(CTN News) – In response to Beijing’s move to loosen strict zero-COVID restrictions, the United States would require COVID-19 testing for visitors from China, according to U.S. health authorities, who joined India, Italy, Japan, and Taiwan in announcing additional measures on Wednesday.
According to the government, starting on January 5, all travelers age 2 and older would need to have a negative test result no later than two days before leaving China, Hong Kong, or Macao.
According to federal authorities, passengers who test positive more than 10 days before a trip may substitute evidence of recovery for the negative test result.
The lack of knowledge about SARS-CoV-2 virus variations and worries that a rise in COVID-19 cases in China would lead to the emergence of new viral variants were cited as the reasons for the policy shift.
Concern over COVID-19 variants
Additionally, the United States is expanding its airport-based volunteer genome sequencing program by including Seattle and Los Angeles. Now there are seven airports collecting data as a result of positive testing.
This month, China started dismantling the world’s tight COVID-19 program, which included lockdowns and thorough testing. This sudden shift in policy has left China’s shattered economy on track for a full reopening next year.
Some international health experts believe that because of the relaxation of limitations due to strong opposition to them, COVID-19 is now spreading essentially unfettered and potentially infecting millions of individuals daily.
Beijing has been under fire from governments worldwide for the official COVID statistics and death toll, which are out of proportion to the epidemic’s severity.
“In terms of what is being provided concerning the rising number of cases, hospitalizations, and particularly fatalities, we only have a very limited amount of information.
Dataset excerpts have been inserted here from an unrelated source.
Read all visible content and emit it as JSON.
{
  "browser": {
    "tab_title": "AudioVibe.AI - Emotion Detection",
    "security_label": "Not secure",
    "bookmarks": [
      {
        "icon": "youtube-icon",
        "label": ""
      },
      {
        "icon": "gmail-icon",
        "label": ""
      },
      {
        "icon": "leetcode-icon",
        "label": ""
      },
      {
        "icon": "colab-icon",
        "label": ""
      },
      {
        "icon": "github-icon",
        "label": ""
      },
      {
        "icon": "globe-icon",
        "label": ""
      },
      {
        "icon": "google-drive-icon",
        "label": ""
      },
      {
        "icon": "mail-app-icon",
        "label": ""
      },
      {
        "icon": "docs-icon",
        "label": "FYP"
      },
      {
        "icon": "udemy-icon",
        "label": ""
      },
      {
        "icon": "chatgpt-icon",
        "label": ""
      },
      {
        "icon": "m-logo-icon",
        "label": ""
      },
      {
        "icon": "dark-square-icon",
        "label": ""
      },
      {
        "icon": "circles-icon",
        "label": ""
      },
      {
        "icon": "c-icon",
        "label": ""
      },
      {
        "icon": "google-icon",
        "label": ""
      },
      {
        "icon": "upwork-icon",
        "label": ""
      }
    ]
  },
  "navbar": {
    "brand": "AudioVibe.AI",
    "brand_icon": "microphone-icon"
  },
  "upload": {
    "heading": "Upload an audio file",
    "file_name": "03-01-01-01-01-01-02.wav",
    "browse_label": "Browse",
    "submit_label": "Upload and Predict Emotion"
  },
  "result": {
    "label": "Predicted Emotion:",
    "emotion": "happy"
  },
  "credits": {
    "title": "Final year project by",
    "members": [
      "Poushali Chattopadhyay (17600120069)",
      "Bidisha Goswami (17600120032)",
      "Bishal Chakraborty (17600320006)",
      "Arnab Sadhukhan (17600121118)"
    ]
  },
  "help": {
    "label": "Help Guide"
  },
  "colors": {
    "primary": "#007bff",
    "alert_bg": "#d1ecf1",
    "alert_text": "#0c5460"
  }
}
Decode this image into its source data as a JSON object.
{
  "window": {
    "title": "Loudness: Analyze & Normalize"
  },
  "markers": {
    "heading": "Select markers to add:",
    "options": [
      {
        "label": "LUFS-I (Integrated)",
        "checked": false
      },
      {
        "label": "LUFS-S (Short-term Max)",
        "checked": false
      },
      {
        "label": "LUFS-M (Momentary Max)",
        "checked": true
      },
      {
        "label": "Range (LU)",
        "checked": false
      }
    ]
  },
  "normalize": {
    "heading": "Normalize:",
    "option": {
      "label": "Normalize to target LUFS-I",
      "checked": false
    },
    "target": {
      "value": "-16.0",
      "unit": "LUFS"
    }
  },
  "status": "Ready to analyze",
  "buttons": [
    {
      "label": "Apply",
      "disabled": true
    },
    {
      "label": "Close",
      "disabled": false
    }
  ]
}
Additionally, testing has decreased across China, making it difficult to determine the actual infection rate, “During the briefing, a U.S. health official spoke.
U.S. officials are worried that there will be a lot of infections leading to hospitalizations and deaths in China due to the large number of people in China who have not been exposed to the virus, the introduction of Omicron variants, and the rollback of China’s zero-COVID-19 policies, the official said.
One million people every day might get the virus, according to some global health experts, and 2 million fatalities or more were anticipated for China by worldwide modeling firms.
As part of its ongoing criticism of Beijing’s response to the epidemic, U.S. authorities said earlier this week that “the lack of open data” from China was a factor in whether or not the US should impose its travel restrictions.
Throughout the epidemic, there has been a pronounced difference between the U.S. and Chinese strategies for combating COVID.
Early in the epidemic, high infection rates in the United States gave Beijing space to claim that their tight COVID-19 preventive approach had saved lives.
China has had difficulty immunizing its senior population and has not yet approved foreign mRNA vaccines.
According to statistics released by the Chinese government last week, the country’s overall vaccination rate is over 90%, but for individuals who have had booster injections, that number lowers to 57.9% and 42.3% for those who are 80 years of age or older.
Nine locally made COVID vaccinations are now used nationwide, but none have been modified to target the contagious Omicron variety.
Chinese authorities have said publicly that they do not need U.S. help, even though the United States has officially offered China mRNA vaccines and other supplies. One official responded, “We still stand by our promise.”
A 17-month-old requirement that travelers are entering the nation via air test negative for COVID-19 was repealed by the United States in June.
Most foreign nationals must still have a COVID-19 vaccination before entering the US.